AU FIL DES SAISONS
Au mois d'avril, aurores claires
Fraîches senteurs des prés fleuris
Sentiers bordés de primevères
Charmants bouquets de myosotis
Réveil joyeux de la nature
Sous la caresse du printemps
Neige fondante en source pure
Viens reverdir les prés, les champs
Pascal le jardinier se tient en éveil
Il prend ses outils et va au labeur
En contemplant toutes ces merveilles
Dont lui seul en connait la valeur
Il observe une fleur couleur du ciel
Cachée dans l'or du blé au soleil de l'été
Et dans son voisinage, robe rouge vermeil
Le vif coquelicot lui offre sa gaieté
Il admire une étoile jetée dans les prés verts
Ses pétales frissonnent à la brise du soir
Les amoureux la cueille et d'un geste pervers
Cherchent dans ses pétales d'un grand amour l'espoir
Pascal le jardinier sait entendre leur langage
Il voit de ses mains fleurir tant de présages
Le ciel devient serein, tous les oiseaux crient
Au vent, au soleil, la joie de vivre en paix
Le mois d'août en passant a semé de l'or
Et septembre arrive jetant à ce décor
De blés murs et de grappes, ses premières ondées
La fraicheur de ses soirs, la rosée des matins
Pascal le jardinier regrette le départ de l'été
Mais il est si bien pour flâner en chemin
Cueillant les fleurs des champs tout le long du sentier
Après le dur travail, le voilà récompensé!!!
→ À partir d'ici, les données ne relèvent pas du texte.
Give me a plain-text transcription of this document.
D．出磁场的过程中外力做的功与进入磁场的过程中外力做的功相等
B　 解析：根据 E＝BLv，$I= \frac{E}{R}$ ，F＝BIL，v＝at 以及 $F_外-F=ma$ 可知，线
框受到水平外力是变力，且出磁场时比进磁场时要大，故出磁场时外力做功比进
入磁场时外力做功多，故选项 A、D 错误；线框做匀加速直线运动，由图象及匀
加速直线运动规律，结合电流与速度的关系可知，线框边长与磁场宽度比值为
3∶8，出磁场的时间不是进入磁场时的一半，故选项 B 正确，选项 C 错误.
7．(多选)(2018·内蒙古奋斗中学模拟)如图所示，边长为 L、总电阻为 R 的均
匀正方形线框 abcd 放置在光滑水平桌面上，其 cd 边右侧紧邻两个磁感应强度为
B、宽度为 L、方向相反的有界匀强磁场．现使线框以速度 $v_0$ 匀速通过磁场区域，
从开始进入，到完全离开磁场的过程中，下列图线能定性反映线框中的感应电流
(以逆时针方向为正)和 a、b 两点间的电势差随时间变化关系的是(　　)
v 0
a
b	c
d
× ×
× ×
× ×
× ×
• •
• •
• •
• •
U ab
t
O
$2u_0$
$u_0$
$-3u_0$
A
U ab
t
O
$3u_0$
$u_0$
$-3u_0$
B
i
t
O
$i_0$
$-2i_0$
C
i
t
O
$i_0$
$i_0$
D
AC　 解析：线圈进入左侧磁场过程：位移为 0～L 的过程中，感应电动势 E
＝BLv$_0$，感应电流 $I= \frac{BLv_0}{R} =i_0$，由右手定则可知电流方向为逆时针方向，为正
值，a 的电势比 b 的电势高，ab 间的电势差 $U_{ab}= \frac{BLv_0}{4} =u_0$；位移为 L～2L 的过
Il lui arrive parfois de fermer les paupières
Et de s'en aller rêver à ses années premières
Des souvenirs alors se plaisent à découler
Le film de sa vie et les beaux jours envolés...
Saison après saison, il aime dame nature
La discipline un peu mais jamais ne l'abime
Il reste simple, heureux et à l'air pur
Recherchant dans la beauté le salaire et l'estime
Puis au baiser de l'hiver se sont fanées les roses
Et leurs derniers boutons, pauvres fleurs non écloses
Pour garder leur teint pur font un dernier effort
Le givre vient glacer leurs pétales trop fort
Les faisant se courber, tristement vers la terre
Elles meurent les roses...belles fleurs printanières
Le jardin a perdu sa parure automnale
Le vent a emporté les tons d'or de vermeil
Et la neige en tombant de sa blanche tornade
A figé sur le sol les couleurs du soleil.
Mais l'hiver est là, purifiant la terre
Si fanées sont les fleurs et les grands arbres morts
Pascal le jardinier attend l'année nouvelle
Pour revoir s'éveiller la douceur éternelle
La vie n'est pas finie mais la nature dort....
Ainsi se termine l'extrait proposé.